Il decreto Agosto, appena pubblicato, consente a chiunque di beneficiare di ulteriore cassa integrazione o di decontribuzioni. E quindi potranno usufruirne anche quelle imprese che non presentano cali di fatturato. Siamo dinanzi alla solita storia: è troppo difficile dare di più a chi ha bisogno ed evitare di dare a chi non ne ha. Piuttosto questa maggioranza, incompetente, preferisce dare poco ma a tutti. Ed è stato così anche con la gestione del lockdown: troppo difficile chiudere dove serve e lasciare aperto dove è possibile, meglio mettere in lockdown l’intero Paese. Oppure, e peggio ancora, lasciare aperto tutto comprese le discoteche.

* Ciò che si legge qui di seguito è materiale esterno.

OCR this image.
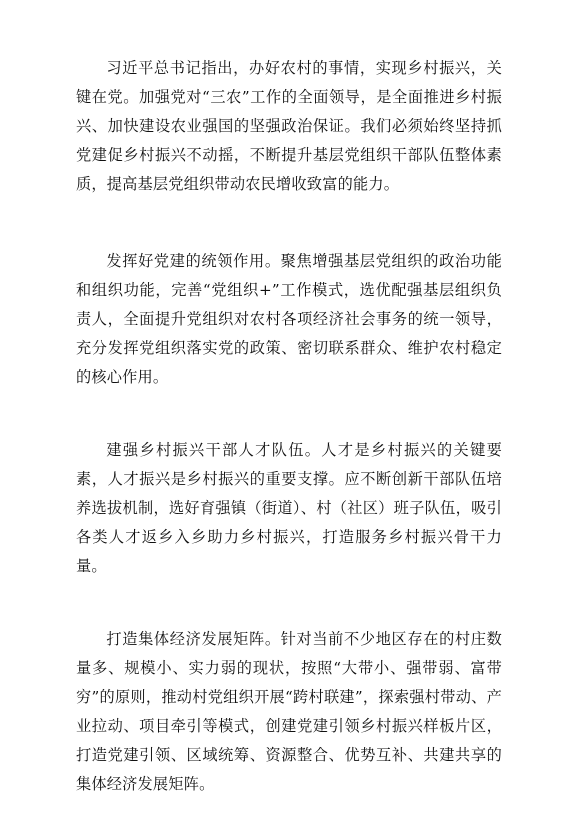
习近平总书记指出，办好农村的事情，实现乡村振兴，关键在党。加强党对“三农”工作的全面领导，是全面推进乡村振兴、加快建设农业强国的坚强政治保证。我们必须始终坚持抓党建促乡村振兴不动摇，不断提升基层党组织干部队伍整体素质，提高基层党组织带动农民增收致富的能力。

发挥好党建的统领作用。聚焦增强基层党组织的政治功能和组织功能，完善“党组织+”工作模式，选优配强基层组织负责人，全面提升党组织对农村各项经济社会事务的统一领导，充分发挥党组织落实党的政策、密切联系群众、维护农村稳定的核心作用。

建强乡村振兴干部人才队伍。人才是乡村振兴的关键要素，人才振兴是乡村振兴的重要支撑。应不断创新干部队伍培养选拔机制，选好育强镇（街道）、村（社区）班子队伍，吸引各类人才返乡入乡助力乡村振兴，打造服务乡村振兴骨干力量。

打造集体经济发展矩阵。针对当前不少地区存在的村庄数量多、规模小、实力弱的现状，按照“大带小、强带弱、富带穷”的原则，推动村党组织开展“跨村联建”，探索强村带动、产业拉动、项目牵引等模式，创建党建引领乡村振兴样板片区，打造党建引领、区域统筹、资源整合、优势互补、共建共享的集体经济发展矩阵。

Nessuno sembra accorgersene, ma questa sinistra giallo-rossa che si fa vanto di voler difendere il principio della progressività fiscale, secondo cui chi ha di più dovrebbe dare di più, se ne frega bellamente della progressività assistenziale, e cioè che chi ha di più deve ricevere di meno. Per Pd e M5S se la flat tax è il demonio il flat welfare sembra essere la regola aurea, quando invece è per definizione la versione più inefficiente che esista delle politiche assistenziali”. Lo dichiara in una nota il senatore di Fratelli d’Italia, Andrea de Bertoldi, segretario della Commissione Finanze e Tesoro.